Hi all, I have a ATAC-seq data matrix where the rows are consensus peaks and each column represents either condition A or B. There are a total of 8 columns in the matrix: 4 samples for condition A and four samples for condition B. Each entry of the matrix is obtained by converting the raw count to CPM followed by log2 transformation and then performing the quantile normalization. I am wondering what would be best way to do the differential peak analysis between conditions A and B?
The differential expression (or peak) analysis programs I know (such as DESeq2) require raw counts as input and not the transformed and normalized data that I have. I did not generate this data and this is all I have.

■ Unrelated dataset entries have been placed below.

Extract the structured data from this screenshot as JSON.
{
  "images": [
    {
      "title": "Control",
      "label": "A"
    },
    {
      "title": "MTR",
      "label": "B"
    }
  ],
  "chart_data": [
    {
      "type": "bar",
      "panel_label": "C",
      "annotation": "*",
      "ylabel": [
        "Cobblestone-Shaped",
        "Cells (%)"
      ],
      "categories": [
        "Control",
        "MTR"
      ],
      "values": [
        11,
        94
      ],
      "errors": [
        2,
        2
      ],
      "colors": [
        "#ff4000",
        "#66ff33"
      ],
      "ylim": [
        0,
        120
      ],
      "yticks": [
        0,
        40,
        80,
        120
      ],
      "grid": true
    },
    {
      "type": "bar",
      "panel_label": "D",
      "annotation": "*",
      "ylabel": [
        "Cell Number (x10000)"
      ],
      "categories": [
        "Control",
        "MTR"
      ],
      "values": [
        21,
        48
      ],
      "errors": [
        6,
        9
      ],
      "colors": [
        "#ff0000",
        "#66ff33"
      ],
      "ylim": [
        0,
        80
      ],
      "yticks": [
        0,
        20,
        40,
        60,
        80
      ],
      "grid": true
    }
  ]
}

Thanks a lot in advance for any suggestions. Any help would be greatly appreciated.
Yes, limma-trend, so using
trend=TRUE
in theeBayes()
(ortreat()
function. My usual word of caution though, if you do not have the actual raw data at hand your analysis is, strictly speaking, not reproducible. Also, in case you would find that normalization performance was not good, e.g. diagnosed by MA-plots after the DE analysis, then there is little to no way to change that since you do not have the raw counts. Your choice to go along with that or not.Thank you both for the suggestion. I will try limma as per your recommendation. I would like to get the actual raw data (i have to get the authorization), but all the ATAC-seq QC and analysis is published. They, however, did not do the differential peak analysis like the way I wanted to do.